T Nation

Finishing the Pull


#1

Cognitive breakthrough!

I know when I'm tired I have trouble finishing the pull. Have realized that it isn't only when I'm tired, though, I seem to have trouble more generally. I found this:

He takes a little while to get going...

But the basic point is that you need to have the ability to use your glutes to extend your leg behind midline without hyper-extending your spine. I tried the stretch and DAMN. Took 3 minutes before I could even get into the position for the stretch. After the stretch I tried kicking my leg back using glutes and not spine and things seemed much better.

Hopefully this is helpful for others since I've found that a lot of people seem to have trouble finishing the pull. Maybe partly because of this.


#2

That looks helpful. Thanks.


#3

cognitive breakthrough round two:

you need to have slightly externally rotated legs for olympic lifting. to help the bar clear your knees. you also need to have slightly externally rotated legs in order to use hip drive to get up your snatches and cleans.

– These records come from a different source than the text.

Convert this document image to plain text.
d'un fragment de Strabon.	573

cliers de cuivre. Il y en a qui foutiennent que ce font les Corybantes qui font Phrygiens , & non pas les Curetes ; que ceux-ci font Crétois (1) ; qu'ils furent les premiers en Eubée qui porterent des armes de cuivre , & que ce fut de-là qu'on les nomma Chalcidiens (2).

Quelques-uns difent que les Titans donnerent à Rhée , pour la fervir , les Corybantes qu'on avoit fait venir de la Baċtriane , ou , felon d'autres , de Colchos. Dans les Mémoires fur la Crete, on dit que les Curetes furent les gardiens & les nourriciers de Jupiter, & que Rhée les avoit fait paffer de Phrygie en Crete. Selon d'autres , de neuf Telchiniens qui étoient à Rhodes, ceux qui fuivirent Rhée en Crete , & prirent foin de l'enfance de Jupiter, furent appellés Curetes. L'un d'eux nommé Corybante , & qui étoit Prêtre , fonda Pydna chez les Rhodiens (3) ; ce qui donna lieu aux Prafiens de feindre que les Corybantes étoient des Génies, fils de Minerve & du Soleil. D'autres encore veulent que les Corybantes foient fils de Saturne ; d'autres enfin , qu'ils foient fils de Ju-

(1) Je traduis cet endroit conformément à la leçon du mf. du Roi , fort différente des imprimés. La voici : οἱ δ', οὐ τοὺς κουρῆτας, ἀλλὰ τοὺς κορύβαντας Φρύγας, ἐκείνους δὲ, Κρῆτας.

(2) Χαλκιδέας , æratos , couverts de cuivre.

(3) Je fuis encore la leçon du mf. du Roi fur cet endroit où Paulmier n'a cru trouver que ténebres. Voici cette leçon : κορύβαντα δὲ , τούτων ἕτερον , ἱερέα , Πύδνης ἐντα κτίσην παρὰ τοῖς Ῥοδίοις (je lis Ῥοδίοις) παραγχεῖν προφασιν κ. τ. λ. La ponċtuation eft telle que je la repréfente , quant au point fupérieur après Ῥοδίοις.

a lot of women in particular (maybe guys with long femurs too - not sure?) have slightly internally rotated femurs when they think they are in neutral. this might be a problem more for women because of the greater q angle (because of the wider hips).

glute medius helps to stabilize the femur in the hip socket.

ya know, so you don't start developing something like anterior femoral glide syndrome (femur rubbing painfully against the front of the pelvis).

x band walks for the win!!!


#4

all that anatomy stuff sounds gibberish to me. I wish I would learn it all so I would understand half of the videos and articles about injuries and stretching. What do you do that helps with that 2nd breakthrough?

I've been trying the stretch in the video the last few days. its pretty nice. Although I do it on the coach so my knees don't hurt. innuendo yes.


#5

x band walks:

i'm trying to do them with my hips rotated like in my avitar.

i've also been putting a micro-band around my knees in both air squats and my warm-up sets of back squats to help cue me to drive the hips forwards / knees out.

i did bodybalance today (lol) and think some standing balance stuff would be useful, too. leg raises (especially to the side) and i'd probably benefit from one-legged squats, too. to really get my knees, ankles, and hips stable for squatting.


#6

My legs are definitely externally rotated because I walk like a duck.